The scan time for SEMAC factor 12 (12.7 min in this study) was double the scan time for SEMAC factor 6. Linear increase of scanning time with the SEMAC factor is a major problem of SEMAC imaging. Our study introduces a new effective way to reduce the scan time necessary for imaging with high SEMAC factor while maintaining the comparable quality of metal artifact suppression. Reducing scan time for SEMAC imaging is also related to a safety issue for imaging metal implants in vivo. When imaging patients with metal implants, prolonged scan time can induce tissue heating 4, and such risk can be also reduced through our method. While multiple phantoms are generated and tested in this study, the trained model can be additionally trained with in vivo data for real application in clinics, which warrants further investigation.


No acknowledgement found.


1. Lu, W., et al., SEMAC: Slice Encoding for Metal Artifact Correction in MRI. Magnetic resonance in medicine : official journal of the Society of Magnetic Resonance in Medicine / Society of Magnetic Resonance in Medicine, 2009. 62(1): p. 66-76.

2. Cho, Z.H., D.J. Kim, and Y.K. Kim, Total inhomogeneity correction including chemical shifts and susceptibility by view angle tilting. Medical Physics, 1988. 15(1): p. 7-11.

3. Kim, K.H. and S.-H. Park, Artificial neural network for suppression of banding artifacts in balanced steady-state free precession MRI. Magnetic Resonance Imaging, 2017. 37(Supplement C): p. 139-146.

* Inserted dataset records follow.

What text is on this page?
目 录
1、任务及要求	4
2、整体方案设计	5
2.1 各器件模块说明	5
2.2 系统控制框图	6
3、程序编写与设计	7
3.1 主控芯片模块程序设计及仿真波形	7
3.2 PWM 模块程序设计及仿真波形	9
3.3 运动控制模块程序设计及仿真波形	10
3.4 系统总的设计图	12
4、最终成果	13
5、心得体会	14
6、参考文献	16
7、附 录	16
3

4. Buchli, R., P. Boesiger, and D. Meier, Heating effects of metallic implants by MRI examinations. Magnetic Resonance in Medicine, 1988. 7(3): p. 255-261.

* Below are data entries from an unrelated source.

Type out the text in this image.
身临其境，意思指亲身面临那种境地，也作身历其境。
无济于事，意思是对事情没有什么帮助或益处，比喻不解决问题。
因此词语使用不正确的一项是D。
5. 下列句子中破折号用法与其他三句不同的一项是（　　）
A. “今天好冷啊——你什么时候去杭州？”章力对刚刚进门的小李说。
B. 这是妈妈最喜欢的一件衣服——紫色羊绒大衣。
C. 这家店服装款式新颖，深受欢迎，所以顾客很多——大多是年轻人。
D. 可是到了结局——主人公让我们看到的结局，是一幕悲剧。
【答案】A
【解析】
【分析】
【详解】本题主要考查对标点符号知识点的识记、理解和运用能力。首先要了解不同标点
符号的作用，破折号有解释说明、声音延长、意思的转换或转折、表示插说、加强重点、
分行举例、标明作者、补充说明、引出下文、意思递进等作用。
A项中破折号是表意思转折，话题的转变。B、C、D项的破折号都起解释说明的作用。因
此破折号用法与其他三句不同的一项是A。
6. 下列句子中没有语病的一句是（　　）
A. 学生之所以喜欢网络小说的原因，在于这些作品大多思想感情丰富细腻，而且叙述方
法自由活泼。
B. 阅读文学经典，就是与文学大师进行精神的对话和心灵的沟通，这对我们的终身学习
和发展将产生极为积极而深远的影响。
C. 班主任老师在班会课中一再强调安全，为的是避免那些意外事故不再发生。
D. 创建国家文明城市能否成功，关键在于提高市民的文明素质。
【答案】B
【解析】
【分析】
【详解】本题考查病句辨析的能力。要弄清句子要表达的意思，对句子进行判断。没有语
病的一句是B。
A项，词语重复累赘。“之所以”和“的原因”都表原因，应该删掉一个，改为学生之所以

Table 1. Cross-validated normalized root-mean-squared error (NRMSE) analysis on test images of seven different phantoms. NRMSE is calculated based on the reconstructed label image of SEMAC factor 12 as ground truth. Values are given as mean ± standard deviation. Clear metal artifact reduction trend is produced using MLP.

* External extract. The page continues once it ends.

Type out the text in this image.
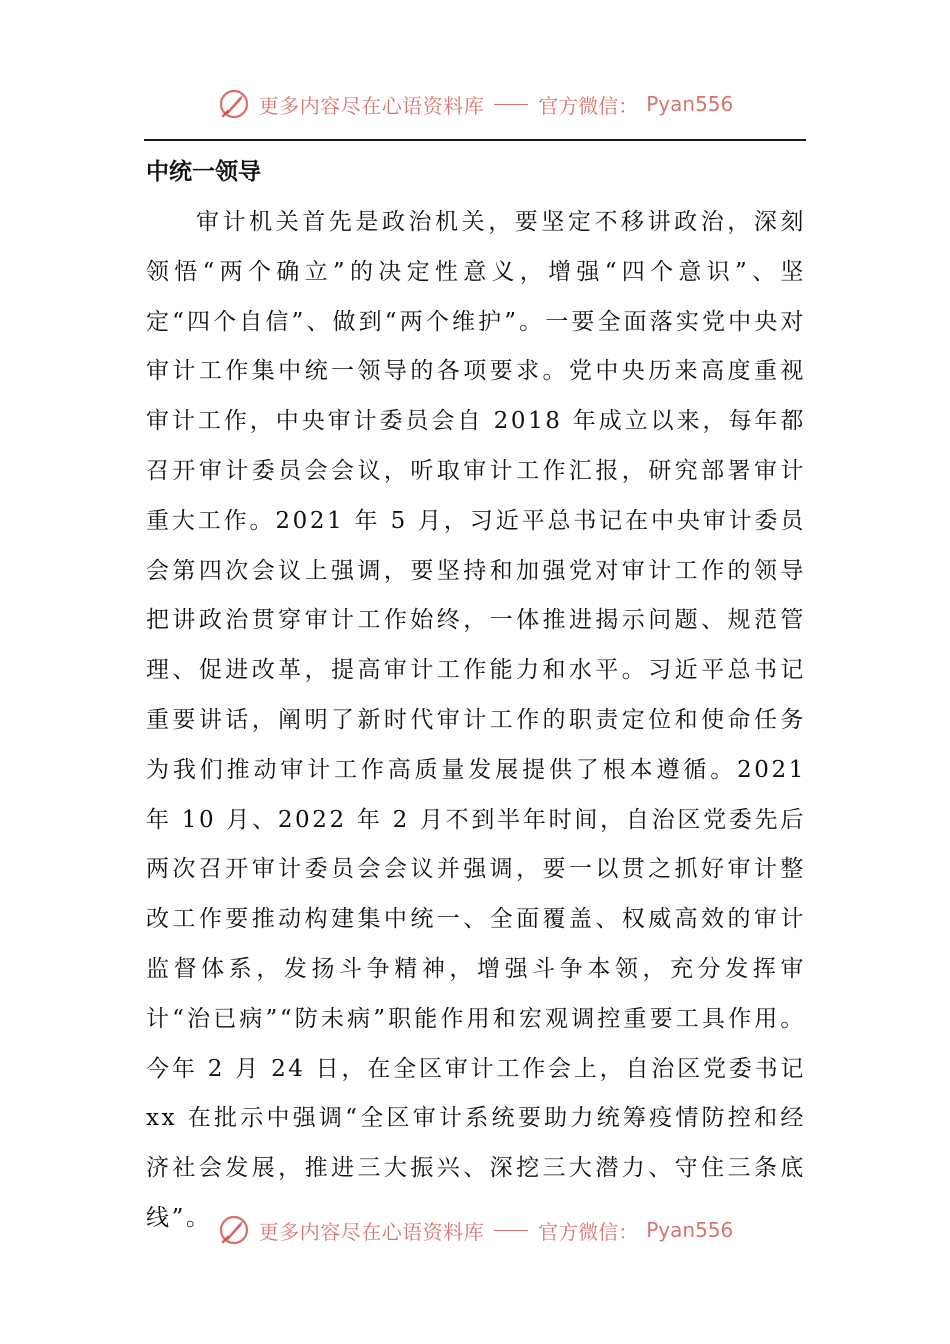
更多内容尽在心语资料库	官方微信： Pyan556
中统一领导

审计机关首先是政治机关，要坚定不移讲政治，深刻领悟“两个确立”的决定性意义，增强“四个意识”、坚定“四个自信”、做到“两个维护”。一要全面落实党中央对审计工作集中统一领导的各项要求。党中央历来高度重视审计工作，中央审计委员会自 2018 年成立以来，每年都召开审计委员会会议，听取审计工作汇报，研究部署审计重大工作。2021 年 5 月，习近平总书记在中央审计委员会第四次会议上强调，要坚持和加强党对审计工作的领导把讲政治贯穿审计工作始终，一体推进揭示问题、规范管理、促进改革，提高审计工作能力和水平。习近平总书记重要讲话，阐明了新时代审计工作的职责定位和使命任务为我们推动审计工作高质量发展提供了根本遵循。2021 年 10 月、2022 年 2 月不到半年时间，自治区党委先后两次召开审计委员会会议并强调，要一以贯之抓好审计整改工作要推动构建集中统一、全面覆盖、权威高效的审计监督体系，发扬斗争精神，增强斗争本领，充分发挥审计“治已病”“防未病”职能作用和宏观调控重要工具作用。今年 2 月 24 日，在全区审计工作会上，自治区党委书记 xx 在批示中强调“全区审计系统要助力统筹疫情防控和经济社会发展，推进三大振兴、深挖三大潜力、守住三条底线”。

更多内容尽在心语资料库	官方微信： Pyan556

Fig. 1. Visualization of metal artifact suppression. A validation PD image is shown in the figure, with titanium (M4, M10 washers) embedded phantom shown in j. a and b show reconstructed images from 4 and 6 partition images, respectively. Reconstructed images from MLP output of 4 and 6 partition images are shown in c and d, respectively. The label image e is subtracted from a - d, and visualized in fi, respectively, for intuitive comparison. Signal pile up distortion around the M4(small) washer is removed, and signal drop around M10(big) washer is corrected.